Jun 19, 2017 8:00 AM
| Last Modified: Jun 22, 2017 1:04 PM
Combination Neural Networks
Steven Whites, Six Sigma Black Belt, Kennecott Utah Copper, Rio Tinto
JMP analysis has shown how different ores affect our metal concentration process. This analysis may shed light on other business problems, such as economic demand curves where theory and observed results appear to contradict each other.
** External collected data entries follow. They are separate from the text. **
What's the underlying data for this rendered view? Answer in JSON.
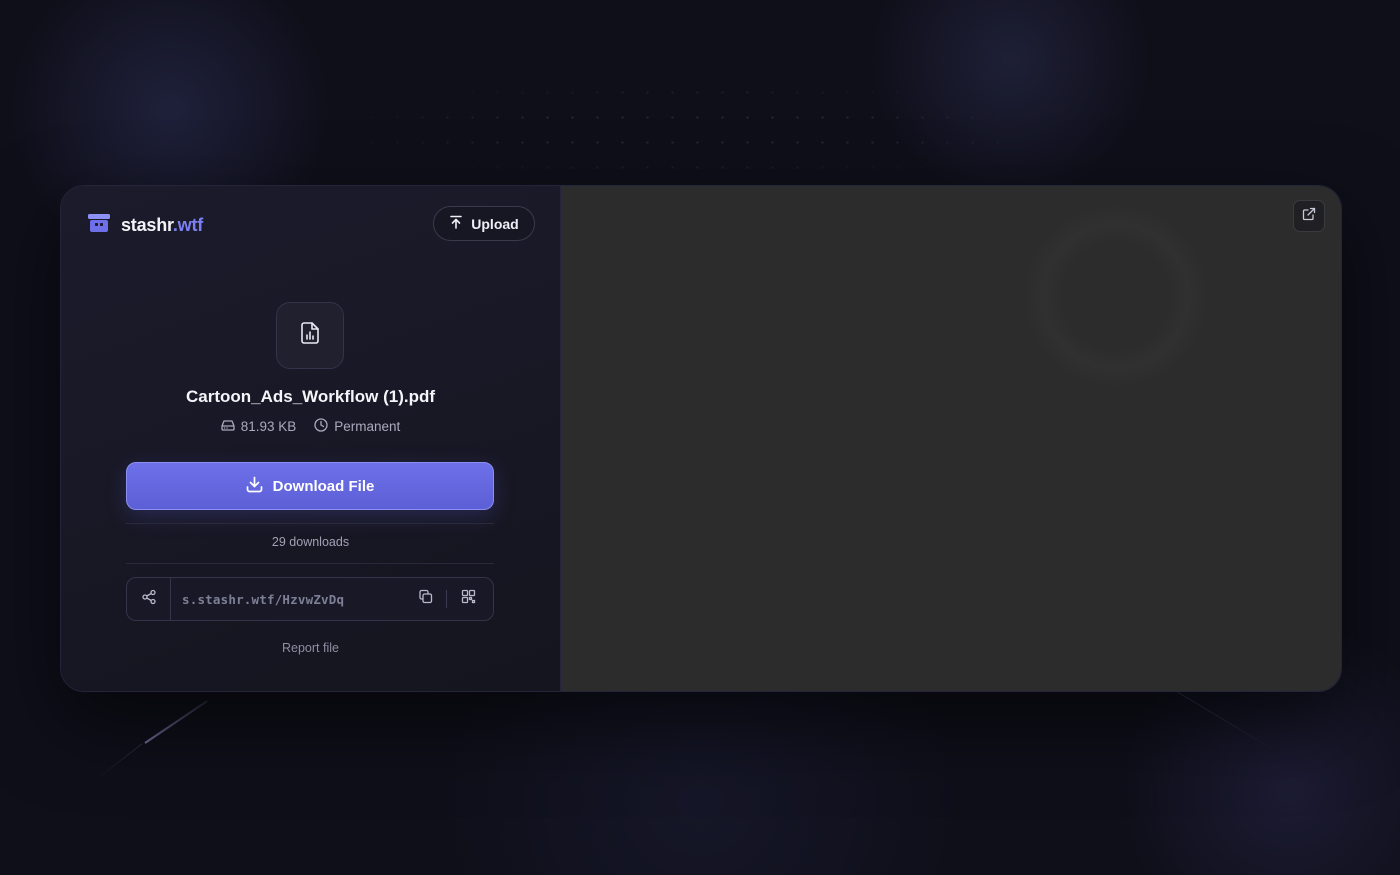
{
  "brand": {
    "name_main": "stashr",
    "name_accent": ".wtf"
  },
  "header": {
    "upload_label": "Upload"
  },
  "file": {
    "name": "Cartoon_Ads_Workflow (1).pdf",
    "size": "81.93 KB",
    "expiry": "Permanent"
  },
  "actions": {
    "download_label": "Download File"
  },
  "stats": {
    "downloads_text": "29 downloads"
  },
  "share": {
    "url": "s.stashr.wtf/HzvwZvDq"
  },
  "footer": {
    "report_label": "Report file"
  },
  "colors": {
    "accent": "#6d70e8",
    "brand_accent": "#7b7ff2",
    "background": "#0f0f1a",
    "preview_bg": "#2c2c2c"
  },
  "icons": {
    "logo": "box-icon",
    "upload": "arrow-up-icon",
    "file": "file-chart-icon",
    "size": "hard-drive-icon",
    "expiry": "clock-icon",
    "download": "download-icon",
    "share": "share-icon",
    "copy": "copy-icon",
    "qr": "qr-code-icon",
    "external": "external-link-icon"
  }
}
The metal concentration process has an underlying relationship similar to the economic demand curve, where there is a negative relationship between price and quantity. However, in the case of metal concentration processes, a scatterplot of daily results often shows an unexpected, positive relationship due to a shift in ore characteristics. By analogy, a shift in the demand curve due to changing customer preferences may show a similarly unexpected, positive price vs. quantity relationship. This presentation will describe how theoretical curves can be found within these seemingly contradictory actual results. Analysis begins with a complex data set of several hundred potential metallurgical and operational terms. The Partition platform in JMP is used to reduce this to a more manageable list of candidates. The Multivariate platform and principal components analysis reduces this list further. Straightforward JSL scripts are then used to test combinations of the remaining terms to find an optimal neural model. A bubble chart is used to display analysis results, where X = the median value of r-sq (test), Y = the standard deviation of r-sq (test), and bubble color = number of terms for that particular model. Multiple runs (limited by computer time) are made with different random training/validation/test subsets, making use of the repeated holdout method for error rate estimation. Optimum model selection is then simplified with a visual display of number of terms, model effectiveness and model stability.